The protagonists in survival novels provide children with a model of coping that goes beyond retreat. By offering a vicarious experience that reflects not just the threats of their world, but also a successful negotiation of them, the survival genre provides children with a much-needed sense of agency. &

References

  1. Jon Scieszka, introduction to The Swiss Family Robinson by Johann Wyss (1814; London: Puffin Classics, 2016).
  2. Dennis Butts, “Shaping Boyhood: British Empire Builders and Adventurers,” in Peter Hunt, ed., International Companion Encyclopedia of Children’s Literature, ed. Peter Hunt (London: Routledge, 2004), 340–51.
  3. Daniel Defoe, Robinson Crusoe (1719; London: Vintage Books, 2008).
  4. Johann Wyss, The Swiss Family Robinson (1814; London: Puffin Classics, 2016), 399.
  5. R. M. Ballantyne, The Coral Island (Doylestown, PA: Wildside Press, 2002).
  6. Arthur Ransome, Swallows and Amazons (1930; London: Red Fox, 2001), 122.
  7. Jean Craighead George, My Side of the Mountain (1959; New York: Puffin, 2004), 34.
  8. George, My Side of the Mountain, 165.
  9. Gary Paulsen, Hatchet (1987; New York: Simon Pulse, 2004), 95.
  10. Paulsen, Hatchet, 6.
  11. Felice Holman, Slake’s Limbo: 121 Days (New York: Aladdin, 1974).
  12. United States Census Bureau, “U.S. Cities are Home to 62.7 Percent of the U. S. Population, but Comprise Just 3.5 Percent of Land Area,” March 4, 2015, www.census.gov/newsroom/press-releases/2015/cb15-33.html.
  13. Linda Sue Park, A Long Walk to Water (Boston: Houghton Mifflin Harcourt, 2010).
  14. Padma Venkatraman, The Bridge Home (New York: Nancy Paulsen, 2019), chap. 8.
  15. Venkatraman, The Bridge Home, chap. 44.
  16. Alan Gratz, Allies (Scholastic: New York, 2019), 95.
  17. Cynthia Voigt, Homecoming (1981; New York: Simon & Schuster, 2012), 205.
  18. Dan Gemeinhart, Scar Island (New York: Scholastic, 2017).

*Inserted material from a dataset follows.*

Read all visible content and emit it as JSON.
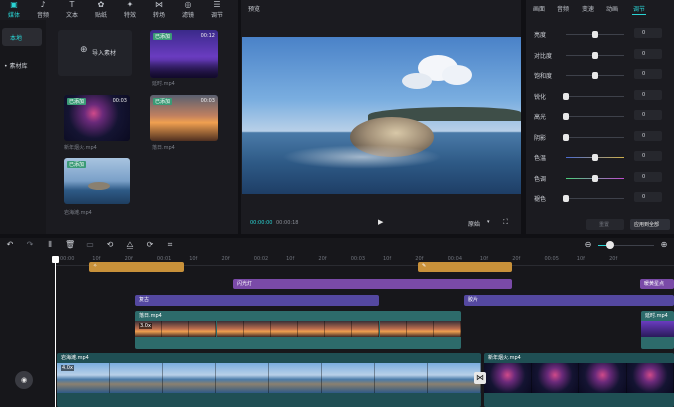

  19. Hugh Cunningham, Children and Childhood in Western Society Since 1500 (London: Routledge Taylor & Francis, 2005), 172.
  20. Cunningham, Children and Childhood in Western Society Since 1500, 189.
  21. Neil Postman, The Disappearance of Childhood (New York: Vintage Books, 1994).
  22. Paula S. Fass, The End of American Childhood: A History of Parenting from Life on the Frontier to the Managed Child (Princeton: Princeton University Press, 2016); Paula S. Fass, “The Child-Centered Family? New Rules in Postwar America,” in Reinventing Childhood after World War II, eds. Paula S. Fass and Michael Grossberg (Philadelphia: University of Pennsylvania Press, 2012), 1–18; Steven Mintz, “The Changing Face of Children’s Culture,” in Reinventing Childhood, eds. Fass and Grossberg, 38–50; Stephen Lassonde, “Ten is the New Fourteen: Age Compression and ‘Real’ Childhood,” in Reinventing Childhood, eds. Fass and Grossberg, 51–67.